Solunum, insanlar için en önemli yaşam fonksiyonlarından birisidir. Solunum cihazına bağlı hastaların çoğunun ciddi sağlık problemleri vardır. Fakat bu sağlık problemlerinin düzelip düzelmeyeceği ve hastanın ne kadar yaşam süreceği konusunda bir öngörüde bulunmak için kişinin sağlık durumunu göz önünde bulundurmak gerekir. Yıllarca solunum cihazına bağlı olup da iyileşen hastalar da bulunmaktadır.

Stj. Dr. Özlem Filiker

Solunum cihazına bağlı hasta neden uyutulur?

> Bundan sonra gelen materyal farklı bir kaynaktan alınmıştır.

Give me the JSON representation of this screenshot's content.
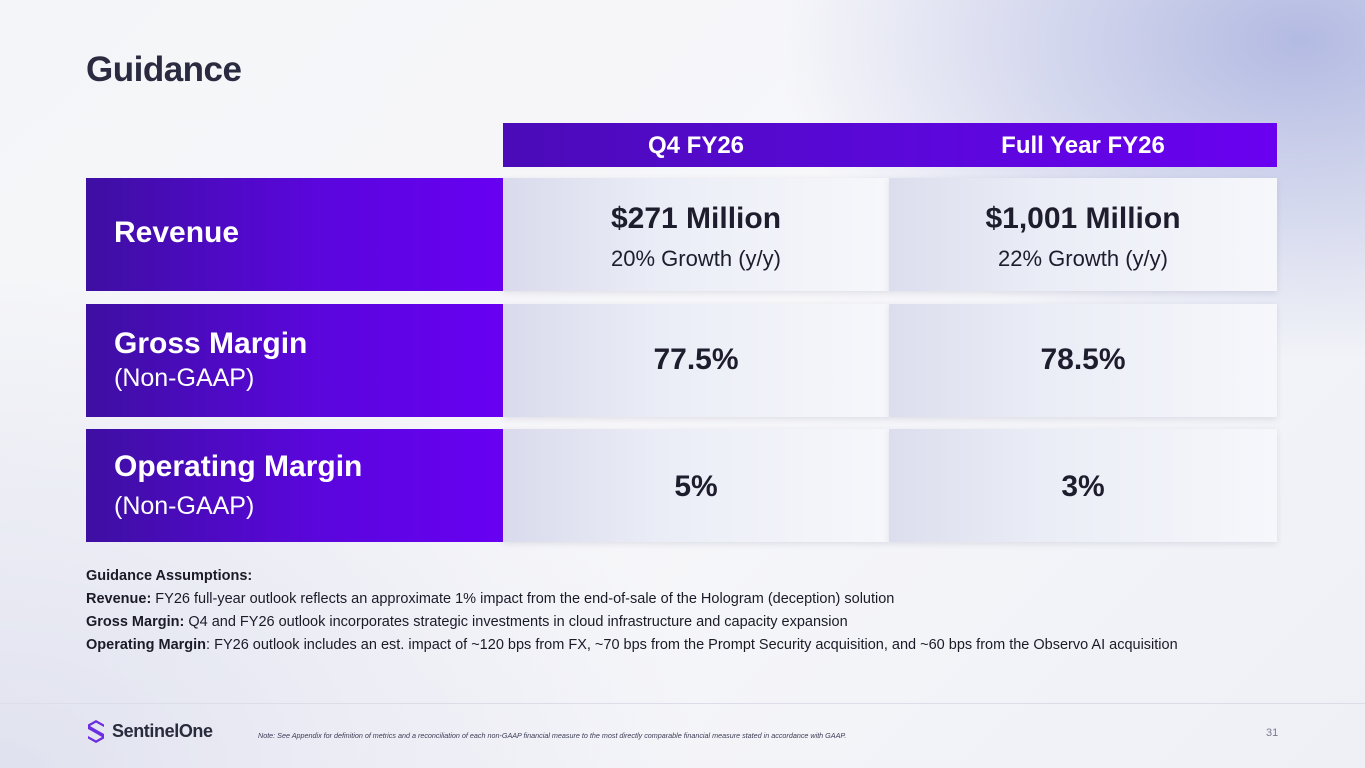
{
  "title": "Guidance",
  "columns": {
    "q4": "Q4 FY26",
    "fy": "Full Year FY26"
  },
  "rows": {
    "revenue": {
      "label": "Revenue",
      "q4_value": "$271 Million",
      "q4_growth": "20% Growth (y/y)",
      "fy_value": "$1,001 Million",
      "fy_growth": "22% Growth (y/y)"
    },
    "gross_margin": {
      "label": "Gross Margin",
      "sublabel": "(Non-GAAP)",
      "q4_value": "77.5%",
      "fy_value": "78.5%"
    },
    "operating_margin": {
      "label": "Operating Margin",
      "sublabel": "(Non-GAAP)",
      "q4_value": "5%",
      "fy_value": "3%"
    }
  },
  "assumptions": {
    "heading": "Guidance Assumptions:",
    "revenue_label": "Revenue:",
    "revenue_text": " FY26 full-year outlook reflects an approximate 1% impact from the end-of-sale of the Hologram (deception) solution",
    "gross_margin_label": "Gross Margin:",
    "gross_margin_text": " Q4 and FY26 outlook incorporates strategic investments in cloud infrastructure and capacity expansion",
    "operating_margin_label": "Operating Margin",
    "operating_margin_text": ": FY26 outlook includes an est. impact of ~120 bps from FX, ~70 bps from the Prompt Security acquisition, and ~60 bps from the Observo AI acquisition"
  },
  "footer": {
    "logo_text": "SentinelOne",
    "note": "Note: See Appendix for definition of metrics and a reconciliation of each non-GAAP financial measure to the most directly comparable financial measure stated in accordance with GAAP.",
    "page_number": "31"
  },
  "colors": {
    "brand_purple": "#6100ff",
    "dark_purple": "#3e0fa2"
  }
}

Normalde solunum cihazına bağlı hastaların uyutulması gerektiği ile ilgili bir koşul yoktur. Fakat yoğun bakım ünitelerinde, hastaların beyin fonksiyonlarını dinlendirmek ve yapay solunum cihazı ile hastanın kendi solunumu için gerçekleştirdiği eylemlerin birbiriyle çatışmaması amacıyla bazı durumlarda hastalar uyutulabilmektedir.

Stj. Dr. Özlem Filiker

Solunum cihazına ne kadar bağlı kalınır?

Solunum cihazına bağlı hastalar, genellikle kendi başlarına solunum yapamamaktadır. Tedavinin gidişatı neticesinde hastanın kendi kendine solunum yapabilme yeteneğinde iyileşme görüldüğünde solunum cihazına gerek duyulmaz. Solunum cihazına bağlı kalınacak süre hakkında bilgi verebilmek için hastanın tıbbi durumunu göz önünde bulundurmak gerekir.

Stj. Dr. Özlem Filiker

Solunum cihazı nasıl takılır?

Solunum cihazı invaziv (cerrahi işlem gerektiren) ve noninvaziv (cerrahi işlem gerektirmeyen) olarak iki farklı şekilde hastaya takılabilir. İnvaziv ventilatörler yoğun bakım ünitelerinde ve acil servislerde, sağlık ekipleri tarafından, hastanın ağız yolundan akciğerlere kadar uzanan bir tüp yardımıyla takılır. Noninvaziv ventilatörler ise ağzı ve burnu çevreleyen maskeler ile kullanıma uygun hale getirilir. İnvaziv ventilatörleri kullanan hastaların hayati fonksiyonları sürekli olarak sağlık ekipleri tarafından izlenmelidir.    

Stj. Dr. Özlem Filiker

Mekanik ventilasyon koronavirüsün tedavisinde işe yarar mı?

Mekanik ventilasyon, en şiddetli akciğer semptomları olan COVID-19 hastaları için kullanılan, destekleyici bakım klinisyenlerinin cephaneliğinin önemli bir parçasıdır. COVID-19 enfeksiyonu, akciğer dokusunun oksijenlenmesini engelleyen sıvılara ve mukusa neden olabilir. Mekanik ventilasyon, COVID-19 hastalarının bağışıklık sistemleri ve tedavileri; enfeksiyonu temizleyene ve uygun akciğer fonksiyonunu geri kazanana kadar nefes almalarını desteklemeye yardımcı olabilir.